A fake review is false advertising, and an unfair or deceptive act or practice. Engaging, directly or indirectly, in any unfair or deceptive act or practice toward any person is a violation of the department’s acts (RCW 18.44.301(2); RCW 19.146.0201(2); RCW 19.230.340(2); RCW 31.04.027(1)(b); RCW 31.45.105(1)(b)). Such activity may expose the company to an enforcement action by the department, and may also trigger liability under the Washington Consumer Protection Act (CPA), chapter 19.86 RCW. Most of the department’s acts have a provision that make a violation of that act a violation of the CPA. The CPA would also likely define this activity as an unfair and deceptive act or practice, and an unfair method of competition.

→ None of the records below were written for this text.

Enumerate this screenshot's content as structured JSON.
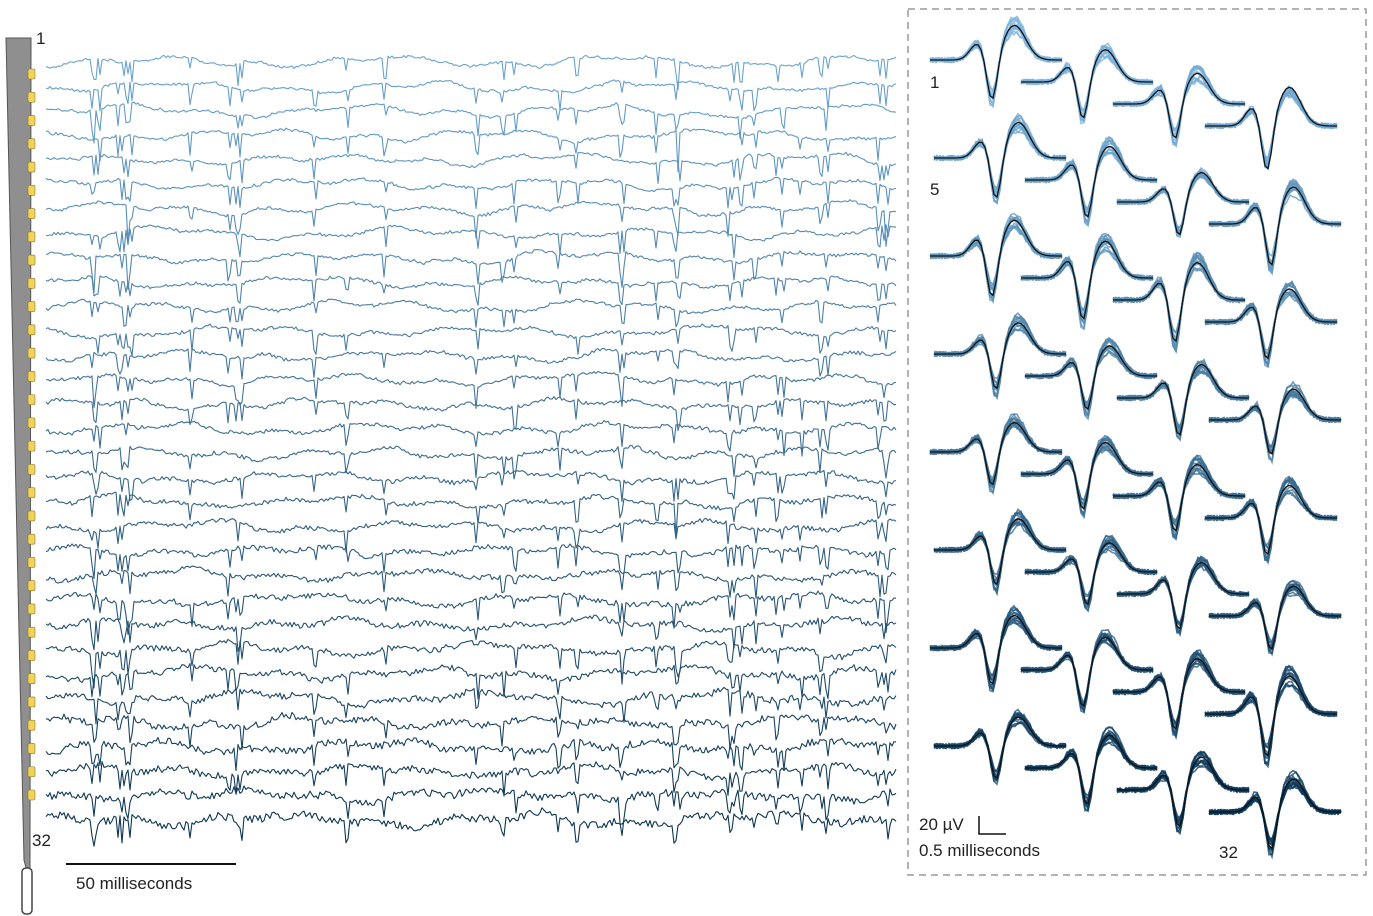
{
  "probe": {
    "channel_count": 32,
    "label_first": "1",
    "label_last": "32",
    "shank_color": "#8f8f8f",
    "contact_color": "#f2d35a"
  },
  "traces": {
    "time_scalebar_label": "50 milliseconds",
    "color_top": "#6aa3cf",
    "color_bottom": "#0c3552"
  },
  "waveforms": {
    "unit_labels": [
      "1",
      "5",
      "32"
    ],
    "amplitude_scalebar_label": "20 µV",
    "time_scalebar_label": "0.5 milliseconds",
    "mean_color": "#111111",
    "border_color": "#9a9a9a"
  }
}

Lastly, this practice may cause the company to run afoul of the Federal Trade Commission (FTC). The FTC is in the process of updating its regulation, 16 C.F.R. Part 255, concerning the use of endorsements and testimonials in advertising. The regulation addresses the application of 15 U.S.C. § 45, the prohibition of deceptive practices and unfair methods of competition, to the use of endorsements and testimonials in advertising. At least two FTC commissioners have stated the FTC needs to toughen up their regulation to require penalties that will impact the violator but also serve as a deterrent to other potential violators. The FTC has recently announced a request for public comment on this regulation.